In the world of constructed textiles, solid color is only truly possible when all of the yarns constructing a cloth are of the identical hue.  Even then, color is still modulated by surface texture, light and shadow.  The genius of constructing textiles with multiple threads of varied colors, plied or woven together, is endlessly subtle and rewarding to close inspection.  Plying color shatters hues like a kaleidoscope, bringing one or another color to the surface unexpectedly, creating secondary patterns in its random wake.

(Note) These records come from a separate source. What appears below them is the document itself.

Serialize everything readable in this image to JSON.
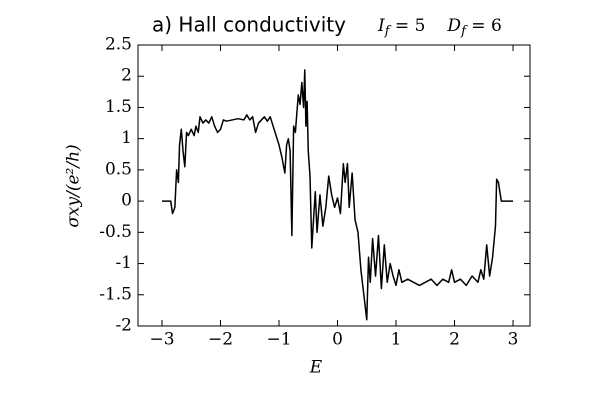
{
  "chart_data": {
    "type": "line",
    "title": "a) Hall conductivity",
    "title_params": [
      {
        "symbol": "I",
        "subscript": "f",
        "value": 5
      },
      {
        "symbol": "D",
        "subscript": "f",
        "value": 6
      }
    ],
    "xlabel": "E",
    "ylabel": "σxy/(e²/h)",
    "xlim": [
      -3.41,
      3.29
    ],
    "ylim": [
      -2,
      2.5
    ],
    "xticks": [
      {
        "value": -3,
        "label": "−3"
      },
      {
        "value": -2,
        "label": "−2"
      },
      {
        "value": -1,
        "label": "−1"
      },
      0,
      1,
      2,
      3
    ],
    "yticks": [
      -2,
      -1.5,
      -1,
      -0.5,
      0,
      0.5,
      1,
      1.5,
      2,
      2.5
    ],
    "grid": false,
    "series": [
      {
        "color": "#000000",
        "x": [
          -3.0,
          -2.85,
          -2.82,
          -2.78,
          -2.75,
          -2.72,
          -2.7,
          -2.67,
          -2.64,
          -2.61,
          -2.58,
          -2.55,
          -2.5,
          -2.45,
          -2.42,
          -2.38,
          -2.35,
          -2.3,
          -2.25,
          -2.2,
          -2.15,
          -2.1,
          -2.05,
          -2.0,
          -1.95,
          -1.9,
          -1.8,
          -1.7,
          -1.6,
          -1.55,
          -1.5,
          -1.45,
          -1.4,
          -1.35,
          -1.3,
          -1.25,
          -1.2,
          -1.15,
          -1.1,
          -1.05,
          -1.0,
          -0.95,
          -0.9,
          -0.87,
          -0.84,
          -0.81,
          -0.78,
          -0.75,
          -0.72,
          -0.7,
          -0.67,
          -0.64,
          -0.61,
          -0.58,
          -0.56,
          -0.54,
          -0.52,
          -0.5,
          -0.47,
          -0.44,
          -0.41,
          -0.38,
          -0.35,
          -0.3,
          -0.25,
          -0.2,
          -0.15,
          -0.1,
          -0.05,
          0.0,
          0.05,
          0.1,
          0.13,
          0.17,
          0.2,
          0.25,
          0.3,
          0.35,
          0.4,
          0.45,
          0.5,
          0.53,
          0.56,
          0.6,
          0.65,
          0.7,
          0.75,
          0.8,
          0.85,
          0.9,
          0.95,
          1.0,
          1.05,
          1.1,
          1.2,
          1.3,
          1.4,
          1.5,
          1.6,
          1.7,
          1.8,
          1.9,
          1.95,
          2.0,
          2.1,
          2.2,
          2.3,
          2.4,
          2.45,
          2.5,
          2.55,
          2.6,
          2.65,
          2.7,
          2.72,
          2.75,
          2.8,
          3.0
        ],
        "values": [
          0,
          0,
          -0.2,
          -0.1,
          0.5,
          0.3,
          0.9,
          1.15,
          0.8,
          0.55,
          1.1,
          1.05,
          1.15,
          1.05,
          1.2,
          1.1,
          1.35,
          1.25,
          1.3,
          1.25,
          1.35,
          1.2,
          1.1,
          1.15,
          1.3,
          1.28,
          1.3,
          1.32,
          1.3,
          1.38,
          1.3,
          1.35,
          1.1,
          1.25,
          1.3,
          1.35,
          1.28,
          1.35,
          1.2,
          1.05,
          0.9,
          0.7,
          0.45,
          0.9,
          1.0,
          0.8,
          -0.55,
          1.2,
          1.1,
          1.35,
          1.7,
          1.55,
          1.9,
          1.5,
          2.1,
          1.2,
          1.6,
          0.8,
          0.4,
          -0.75,
          -0.3,
          0.15,
          -0.5,
          0.1,
          -0.4,
          -0.1,
          0.4,
          0.1,
          -0.1,
          0.05,
          -0.2,
          0.6,
          0.3,
          0.6,
          -0.1,
          0.45,
          -0.3,
          -0.5,
          -1.1,
          -1.5,
          -1.9,
          -0.9,
          -1.3,
          -0.6,
          -1.2,
          -0.55,
          -1.4,
          -0.7,
          -1.3,
          -1.0,
          -1.2,
          -1.35,
          -1.1,
          -1.3,
          -1.25,
          -1.3,
          -1.35,
          -1.3,
          -1.25,
          -1.35,
          -1.25,
          -1.3,
          -1.1,
          -1.3,
          -1.25,
          -1.35,
          -1.2,
          -1.3,
          -1.1,
          -1.25,
          -0.7,
          -1.2,
          -0.9,
          -0.4,
          0.35,
          0.3,
          0,
          0
        ]
      }
    ]
  }
}
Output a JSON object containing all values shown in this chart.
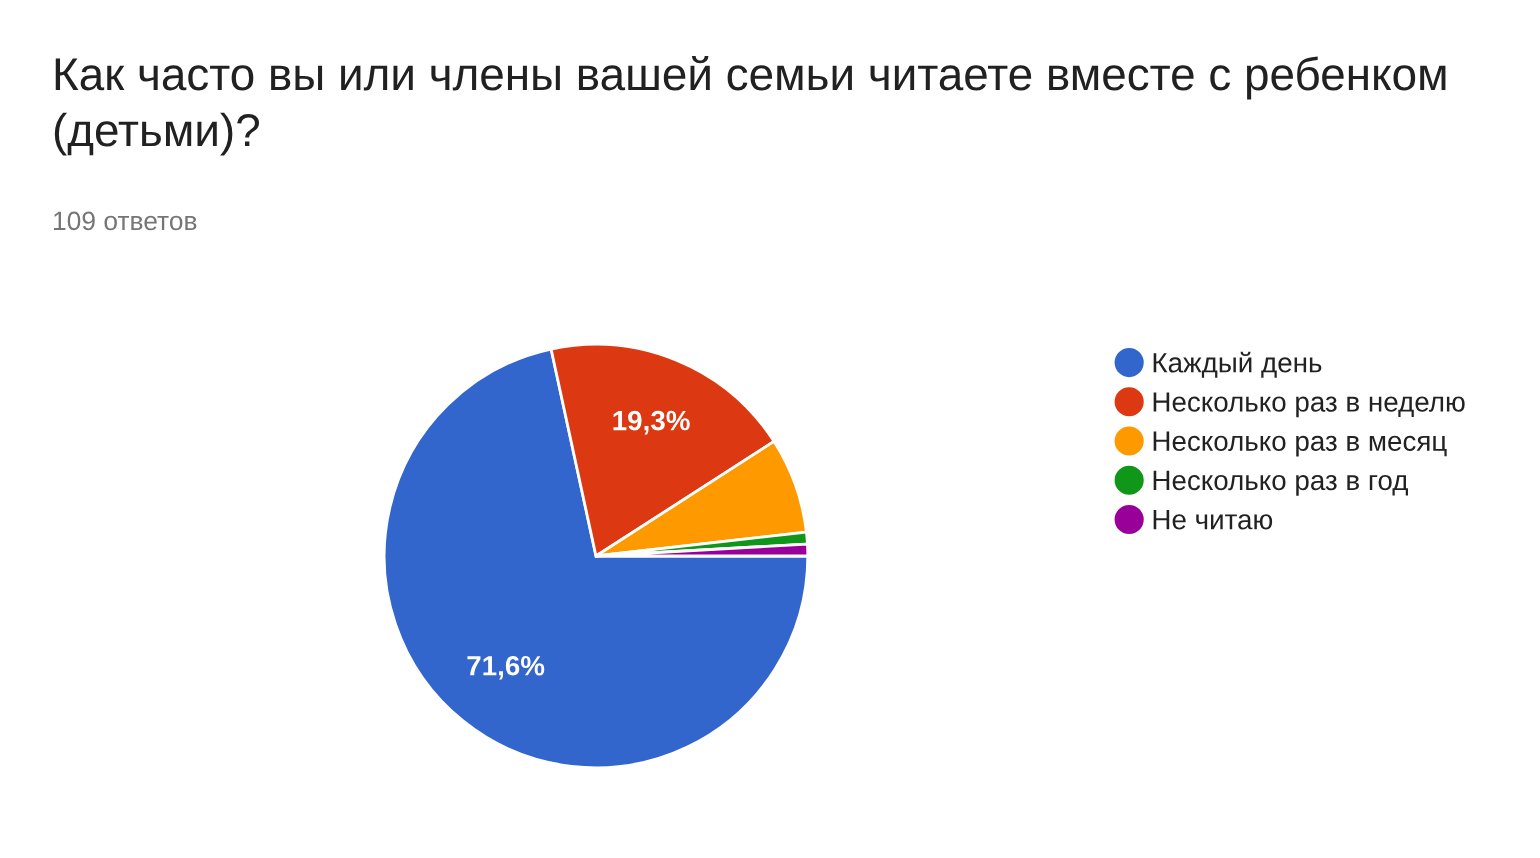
{
  "chart_data": {
    "type": "pie",
    "title": "Как часто вы или члены вашей семьи читаете вместе с ребенком (детьми)?",
    "subtitle": "109 ответов",
    "categories": [
      "Каждый день",
      "Несколько раз в неделю",
      "Несколько раз в месяц",
      "Несколько раз в год",
      "Не читаю"
    ],
    "values": [
      71.6,
      19.3,
      7.3,
      0.9,
      0.9
    ],
    "colors": [
      "#3366cc",
      "#dc3912",
      "#ff9900",
      "#109618",
      "#990099"
    ],
    "value_labels": [
      "71,6%",
      "19,3%",
      null,
      null,
      null
    ],
    "legend": "right"
  }
}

Like pointillism, color theory applies:  the eye will optically mix red and white to get pink; red & green to get brown.
 
This twisted color is satisfying as a layered experience: the softened haze of the textile surface from a distance gradually focuses into a world of intricate subtlety.  The surprise discovery that a soft earth tone is made up of complements is a rich reward.
wool and cashmere tippet by Wallace  #  Sewell

WOVEN COLOR

 
Warp crosses weft, weft crosses warp.  Warps of varied colors cross wefts of varied colors.  A tiny pixelated color grid emerges, bold like a tartan or a subtle ombre blend. Occasional blocks of one pure hue emerge when a color crosses itself; when one set of threads is so dense it hides the crossing set, the colors can appear totally solid.  When the threads are twisted together in the fringes, the color shatters like a prism.  When threads weave together at right angles, each intersection might be thought of as the equivalent of a pixel.
Combinations of dark and light, saturated and neutral, break up surfaces.  Plying colors of similar values give a more cohesive effect.
 
 
(top) Wallace + Sewell wool and cashmere shawl. Photo courtesy Wallace + Sewell; (bottom) wool and cashmere tippet by Wallace  +  Sewell,  wool and silk scarf, Margo Selby; from  Santa Fe Weaving Gallery

KNIT COLOR

Knit consists of a single thread, looping its way through the air, back & forth in straight lines, until a fabric is constructed.  Linear in quality, the lines of color can be broken up by using threads of several hues, plied together.  Color can be swapped out in the midst for a change.  Solid colors appear more saturated against a ground of plied colors.  The pop of saturated intarsia color against a ground of finely twisted threads gives a satisfying lesson in color addition, subtraction, and multiplication.

 
 
(Top & Bottom), knit scarves by Catherine Andre Paris, from Santa Fe Weaving Gallery)
CROCHET COLOR
 

Crochet is made by pulling loops through loops until a construction holds.  The progress can go linear, back and forth, until fabric is constructed, but it can also go round and round, and be added onto at whim in a non-linear fashion.  Threads can be twisted together prior to construction, or changed out during construction.  One can start with a palette of limited colors and by randomly recombining achieve a great diversity and subtlety of hues.  

When color is not subjected to the geometry of linear structure, it can develop and mass more freely.  Rings of varied hues can be crisp or soft depending on the combining and recombining of a relatively limited palette. 

 
crochet scarves by Sophie Digard, Paris.